Home is wherever that has what I want.
Today's topic starts with a scenario study. The tempalte below can help you create complete data science problems in future applications.
"Many people struggle to get loans due to insufficient or non-existent credit histories. And, unfortunately, this population is often taken advantage of by untrustworthy lenders.
Home Credit strives to broaden financial inclusion for the unbanked population by providing a positive and safe borrowing experience. In order to make sure this underserved population has a positive loan experience, Home Credit makes use of a variety of alternative data - including telco and transactional information--to predict their clients' repayment abilities.
While Home Credit is currently using various statistical and machine learning methods to make these predictions, they're challenging Kagglers (Kaggle users) to help them unlock the full potential of their data. Doing so will ensure that clients capable of repayment are not rejected and that loans are given with a principal, maturity, and repayment calendar that will empower their clients to be successful."
Many people are unable to apply for loans because they have no credit history. This group of people often turn to riskier lenders, which may lead them into a worse living situation than before.
Home Credit wants to provide this group of people with a good lending experience by relaxing loan conditions, but even if the conditions are relaxed, the company still cannot accept the occurrence of serious bad debts (non-payment).

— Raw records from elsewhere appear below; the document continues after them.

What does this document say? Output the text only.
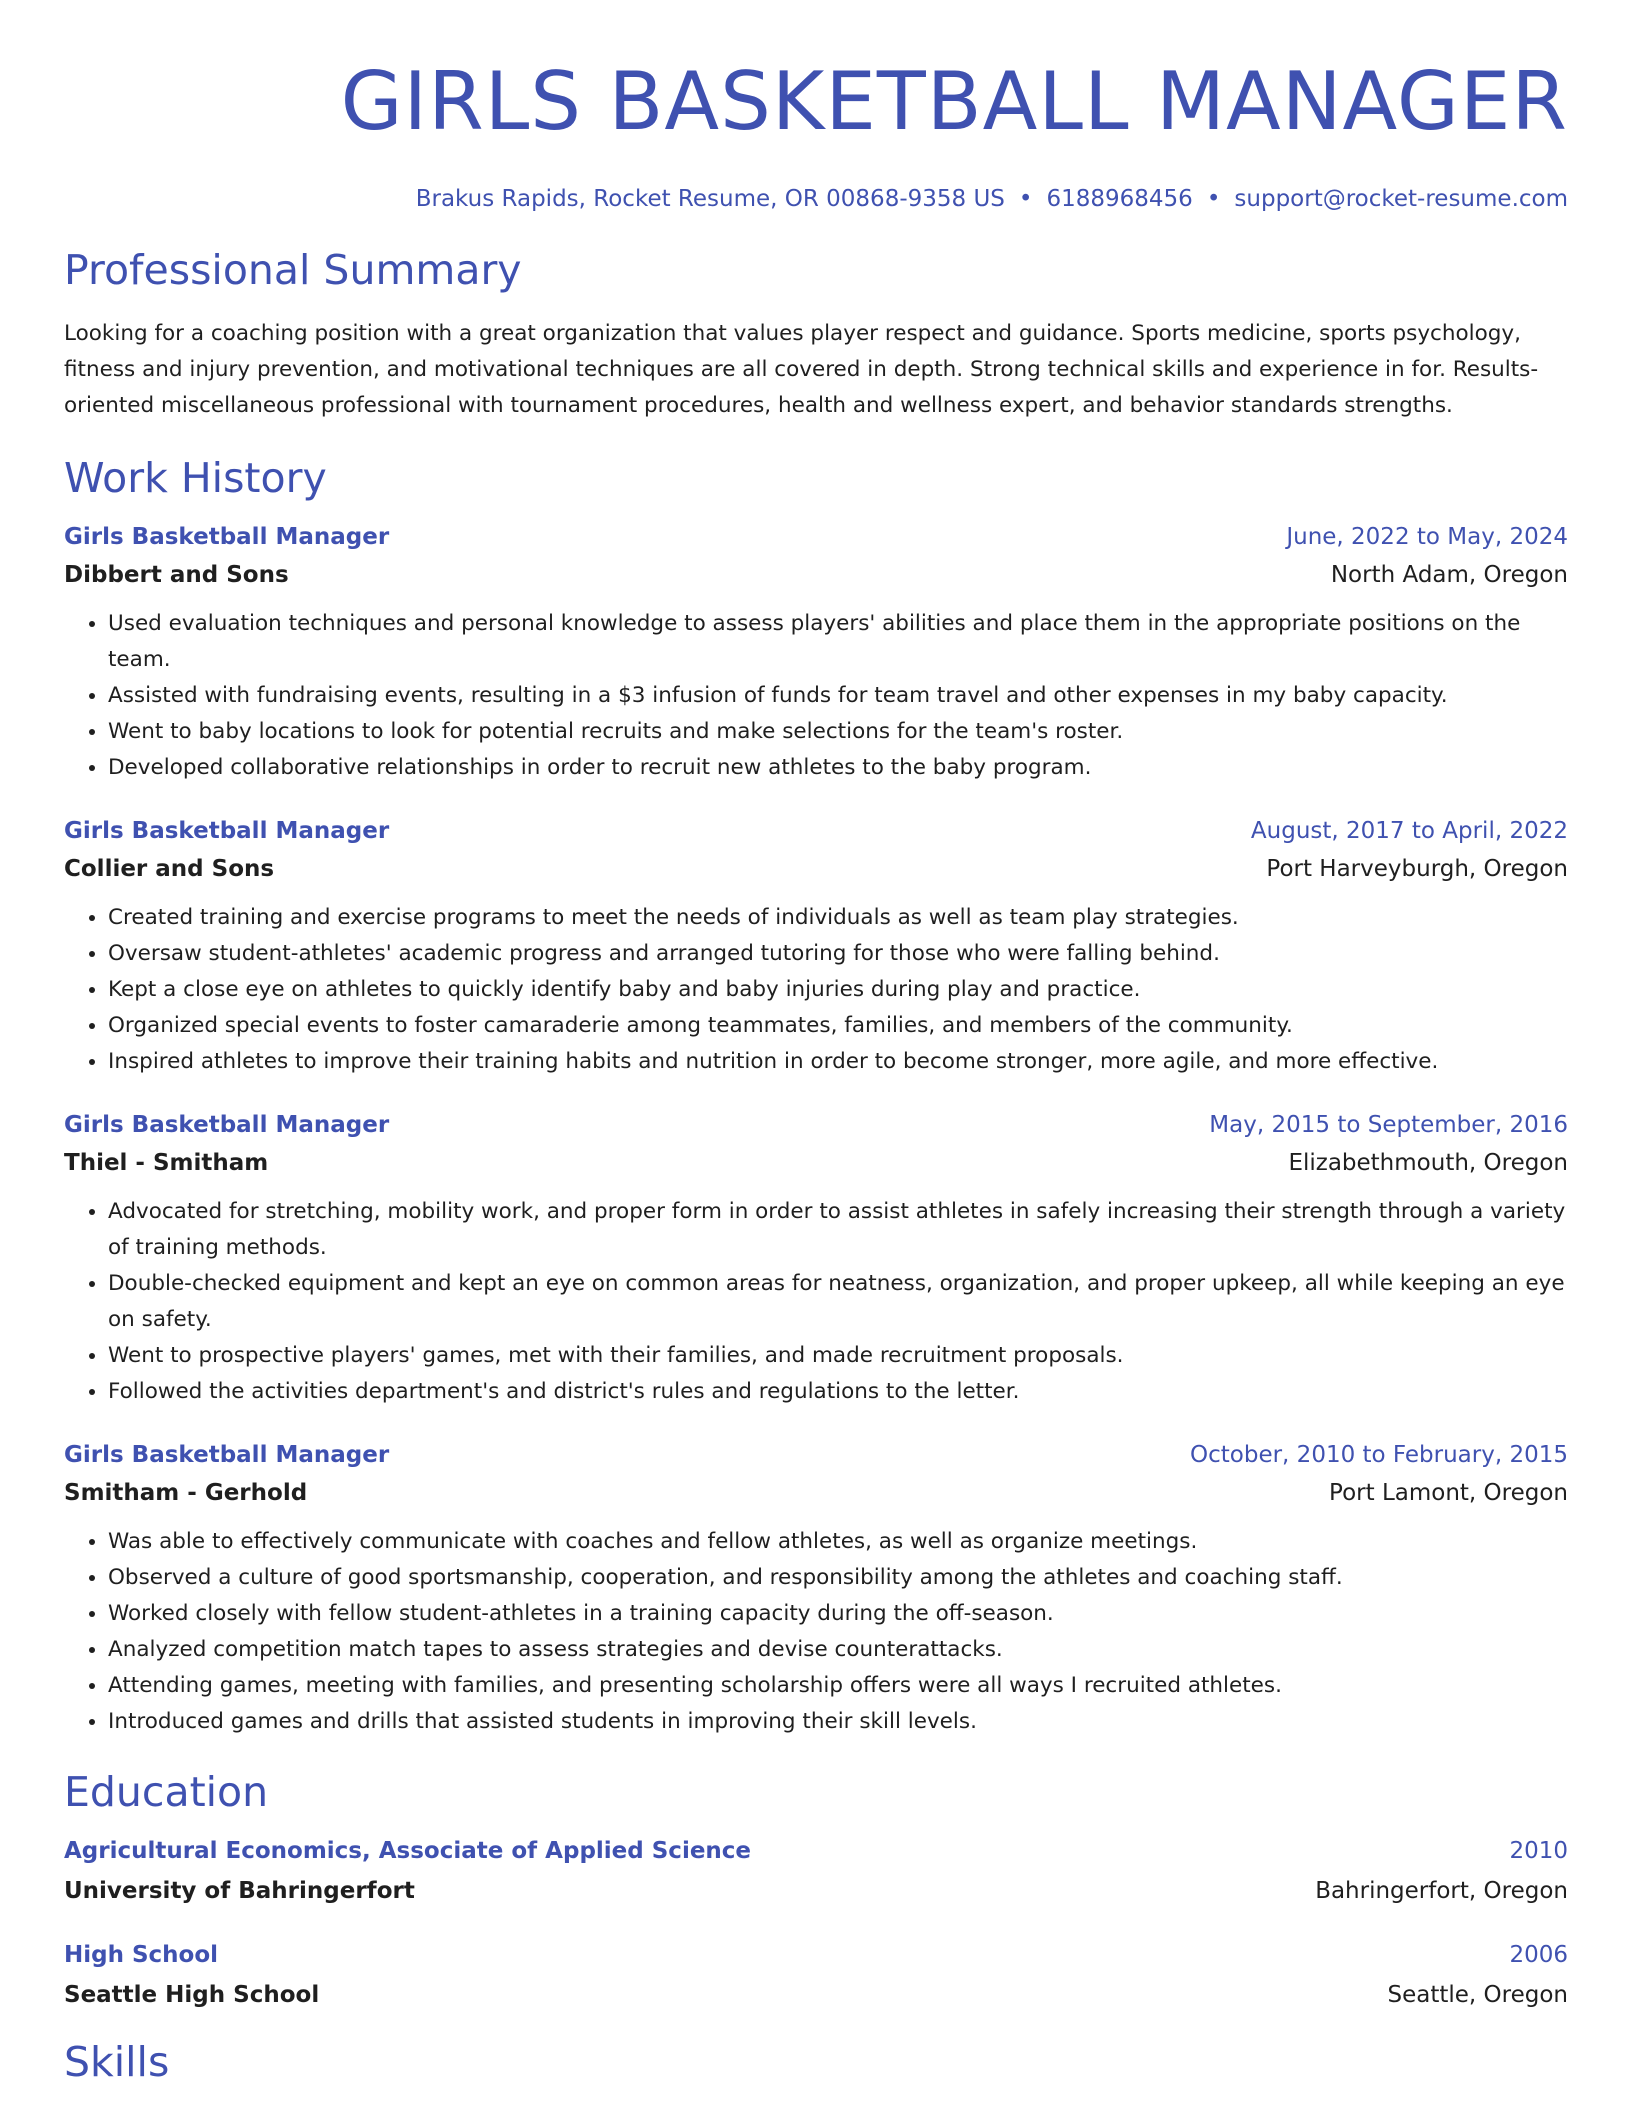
GIRLS BASKETBALL MANAGER
Brakus Rapids, Rocket Resume, OR 00868-9358 US • 6188968456 • support@rocket-resume.com
Professional Summary
Looking for a coaching position with a great organization that values player respect and guidance. Sports medicine, sports psychology, fitness and injury prevention, and motivational techniques are all covered in depth. Strong technical skills and experience in for. Results-oriented miscellaneous professional with tournament procedures, health and wellness expert, and behavior standards strengths.
Work History
Girls Basketball Manager	June, 2022 to May, 2024
Dibbert and Sons	North Adam, Oregon
• Used evaluation techniques and personal knowledge to assess players' abilities and place them in the appropriate positions on the team.
• Assisted with fundraising events, resulting in a $3 infusion of funds for team travel and other expenses in my baby capacity.
• Went to baby locations to look for potential recruits and make selections for the team's roster.
• Developed collaborative relationships in order to recruit new athletes to the baby program.
Girls Basketball Manager	August, 2017 to April, 2022
Collier and Sons	Port Harveyburgh, Oregon
• Created training and exercise programs to meet the needs of individuals as well as team play strategies.
• Oversaw student-athletes' academic progress and arranged tutoring for those who were falling behind.
• Kept a close eye on athletes to quickly identify baby and baby injuries during play and practice.
• Organized special events to foster camaraderie among teammates, families, and members of the community.
• Inspired athletes to improve their training habits and nutrition in order to become stronger, more agile, and more effective.
Girls Basketball Manager	May, 2015 to September, 2016
Thiel - Smitham	Elizabethmouth, Oregon
• Advocated for stretching, mobility work, and proper form in order to assist athletes in safely increasing their strength through a variety of training methods.
• Double-checked equipment and kept an eye on common areas for neatness, organization, and proper upkeep, all while keeping an eye on safety.
• Went to prospective players' games, met with their families, and made recruitment proposals.
• Followed the activities department's and district's rules and regulations to the letter.
Girls Basketball Manager	October, 2010 to February, 2015
Smitham - Gerhold	Port Lamont, Oregon
• Was able to effectively communicate with coaches and fellow athletes, as well as organize meetings.
• Observed a culture of good sportsmanship, cooperation, and responsibility among the athletes and coaching staff.
• Worked closely with fellow student-athletes in a training capacity during the off-season.
• Analyzed competition match tapes to assess strategies and devise counterattacks.
• Attending games, meeting with families, and presenting scholarship offers were all ways I recruited athletes.
• Introduced games and drills that assisted students in improving their skill levels.
Education
Agricultural Economics, Associate of Applied Science	2010
University of Bahringerfort	Bahringerfort, Oregon
High School	2006
Seattle High School	Seattle, Oregon
Skills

Predicting the repayment ability of clients can help the company quickly refuse loaning to those who are unable to repay their debts, even if loan conditions are relaxed.
Credit Bureau access records
Home Credit internal records, such as past loan status, credit card status
Structured numerical and categorical data.

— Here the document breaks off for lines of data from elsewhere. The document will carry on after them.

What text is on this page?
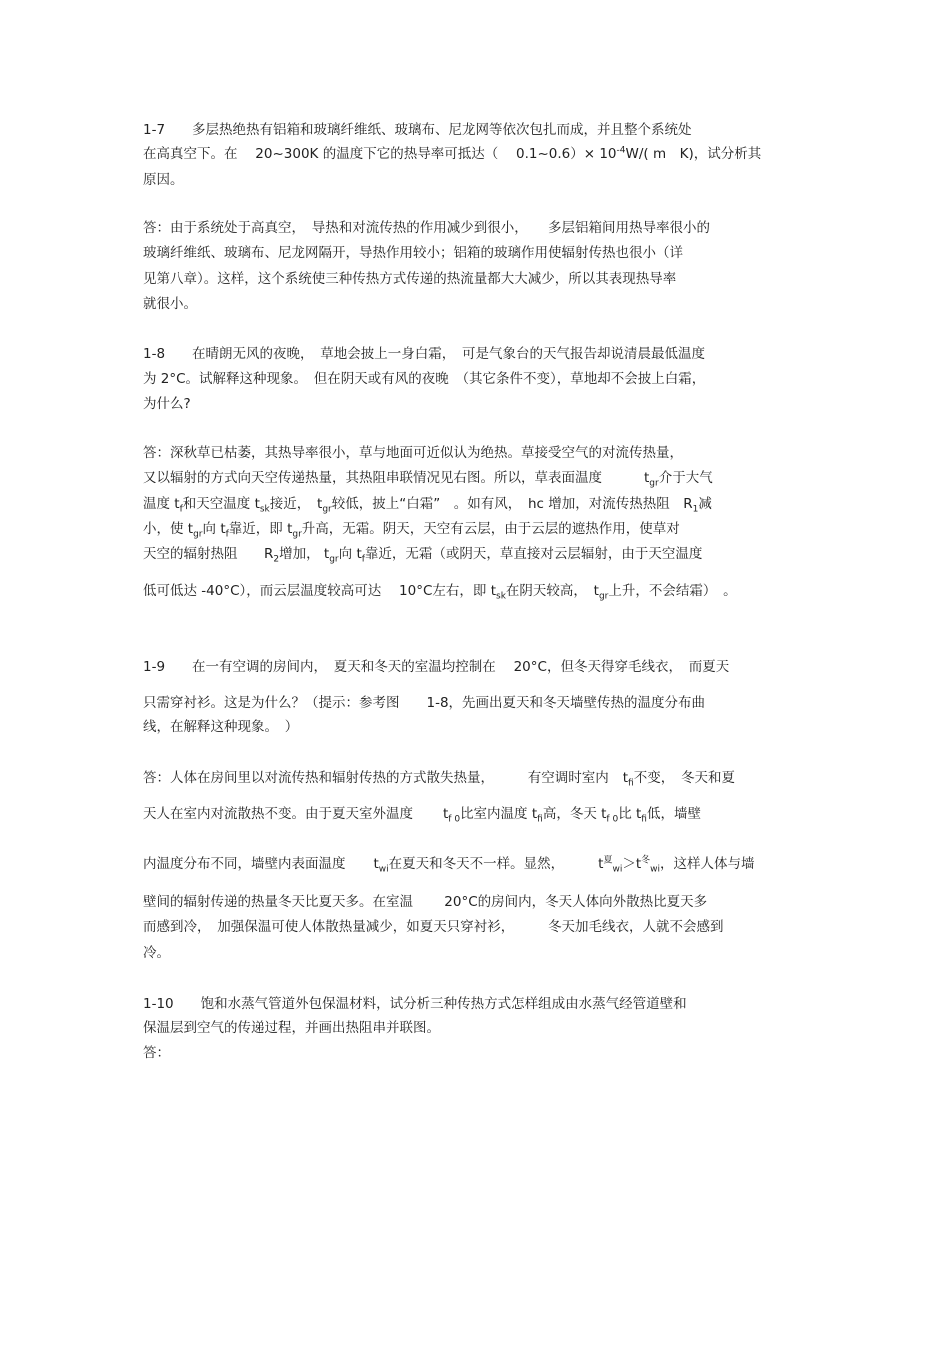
1-7　　多层热绝热有铝箱和玻璃纤维纸、玻璃布、尼龙网等依次包扎而成，并且整个系统处
在高真空下。在　 20~300K 的温度下它的热导率可抵达（　 0.1~0.6）× $10^{-4}W/$( m　K)，试分析其
原因。
答：由于系统处于高真空，　导热和对流传热的作用减少到很小，　　多层铝箱间用热导率很小的
玻璃纤维纸、玻璃布、尼龙网隔开，导热作用较小；铝箱的玻璃作用使辐射传热也很小（详
见第八章）。这样，这个系统使三种传热方式传递的热流量都大大减少，所以其表现热导率
就很小。
1-8　　在晴朗无风的夜晚，　草地会披上一身白霜，　可是气象台的天气报告却说清晨最低温度
为 2°C。试解释这种现象。　但在阴天或有风的夜晚　（其它条件不变），草地却不会披上白霜，
为什么?
答：深秋草已枯萎，其热导率很小，草与地面可近似认为绝热。草接受空气的对流传热量，
又以辐射的方式向天空传递热量，其热阻串联情况见右图。所以，草表面温度	$t_{gr}$介于大气
温度 $t_f$和天空温度 $t_{sk}$接近，　 $t_{gr}$较低，披上“白霜”　。如有风，　hc 增加，对流传热热阻　 $R_1$减
小，使 $t_{gr}$向 $t_f$靠近，即 $t_{gr}$升高，无霜。阴天，天空有云层，由于云层的遮热作用，使草对
天空的辐射热阻 $R_2$增加， $t_{gr}$向 $t_f$靠近，无霜（或阴天，草直接对云层辐射，由于天空温度
低可低达 -40°C），而云层温度较高可达　 10°C左右，即 $t_{sk}$在阴天较高，　 $t_{gr}$上升，不会结霜）　。
1-9　　在一有空调的房间内，　夏天和冬天的室温均控制在　 20°C，但冬天得穿毛线衣，　而夏天
只需穿衬衫。这是为什么？（提示：参考图　　1-8，先画出夏天和冬天墙壁传热的温度分布曲
线，在解释这种现象。　）
答：人体在房间里以对流传热和辐射传热的方式散失热量，　　　有空调时室内 $t_{fi}$不变，　冬天和夏
天人在室内对流散热不变。由于夏天室外温度 $t_{f 0}$比室内温度 $t_{fi}$高，冬天 $t_{f 0}$比 $t_{fi}$低，墙壁
内温度分布不同，墙壁内表面温度 $t_{wi}$在夏天和冬天不一样。显然，	$t^夏_{wi}>t^冬_{wi}$，这样人体与墙
壁间的辐射传递的热量冬天比夏天多。在室温　　 20°C的房间内，冬天人体向外散热比夏天多
而感到冷，　加强保温可使人体散热量减少，如夏天只穿衬衫，　　　冬天加毛线衣，人就不会感到
冷。
1-10　　饱和水蒸气管道外包保温材料，试分析三种传热方式怎样组成由水蒸气经管道壁和
保温层到空气的传递过程，并画出热阻串并联图。
答：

To address the classification problem of predicting whether each customer ID will repay their loans, you can use the Area Under the ROC curve (AUROC) to evaluate, using the 0~1 probability scale to present the final output.

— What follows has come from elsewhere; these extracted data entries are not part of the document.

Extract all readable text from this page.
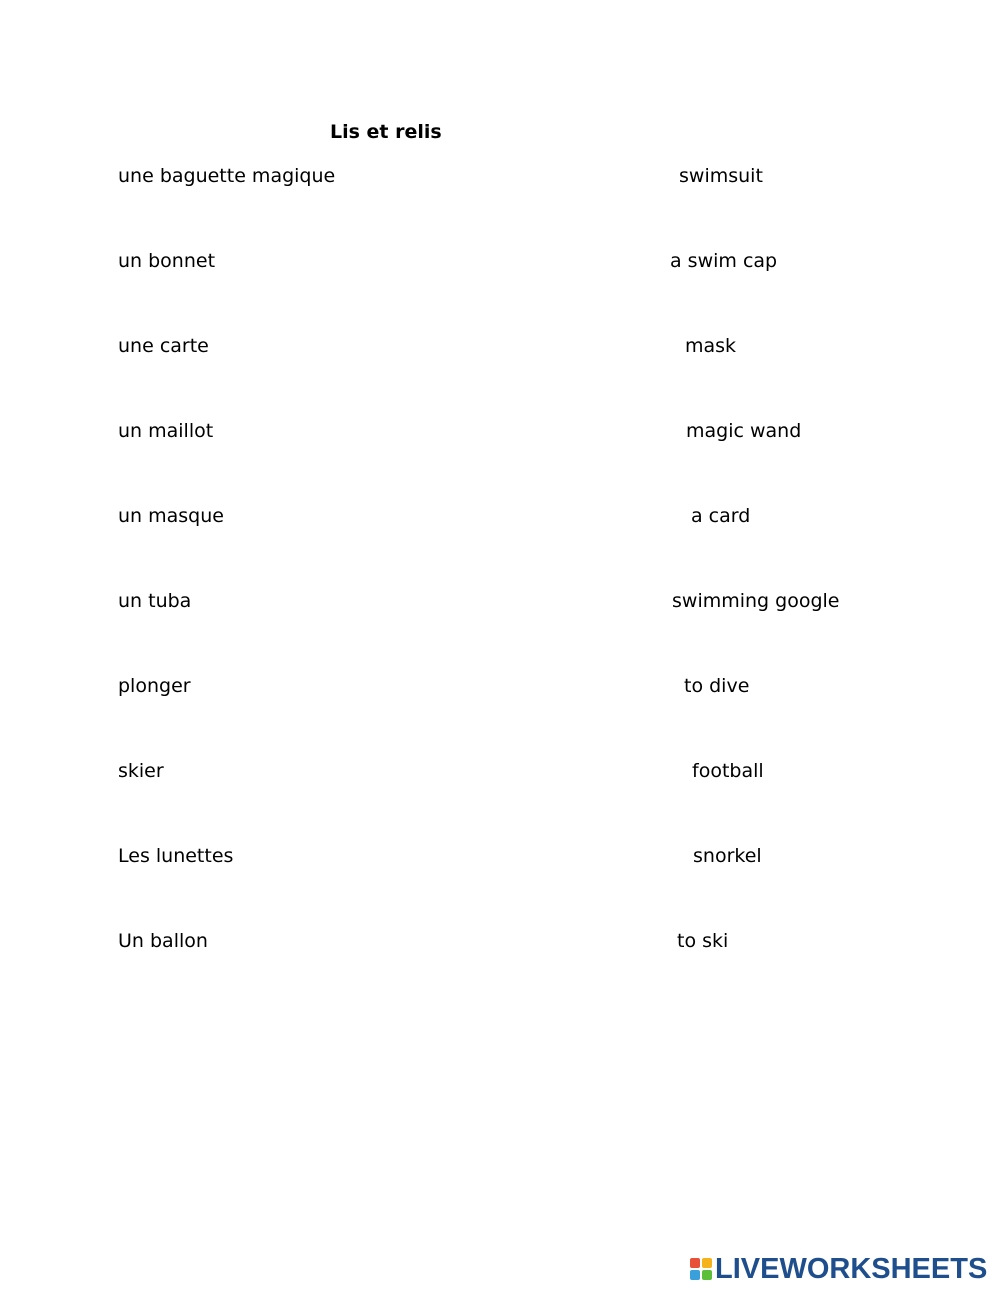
Lis et relis
une baguette magique
un bonnet
une carte
un maillot
un masque
un tuba
plonger
skier
Les lunettes
Un ballon
swimsuit
a swim cap
mask
magic wand
a card
swimming google
to dive
football
snorkel
to ski
LIVEWORKSHEETS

In AUROC, 0.5 represents random guessing. The closer it is to 1, the better the prediction power of the model.
How much information do you have? How many sources did you got your data from? What is their format? What are the relationships between the data? For tables, what does each data field and row mean?
In statistics, exploratory data analysis (EDA) is an approach of analyzing data sets to summarize their main characteristics, often using statistical graphics and other data visualization methods. Preliminary EDA achieves 3 main purposes:
Understand data: obtain information, structures and characteristics contained in the data.
Outliers or abnormal values are found: check whether the data is incorrect
Analyze the relationship between variables: find important variables.
From EDA's process of observing phenomena, we check if our data conforms to pre-analysis assumptions.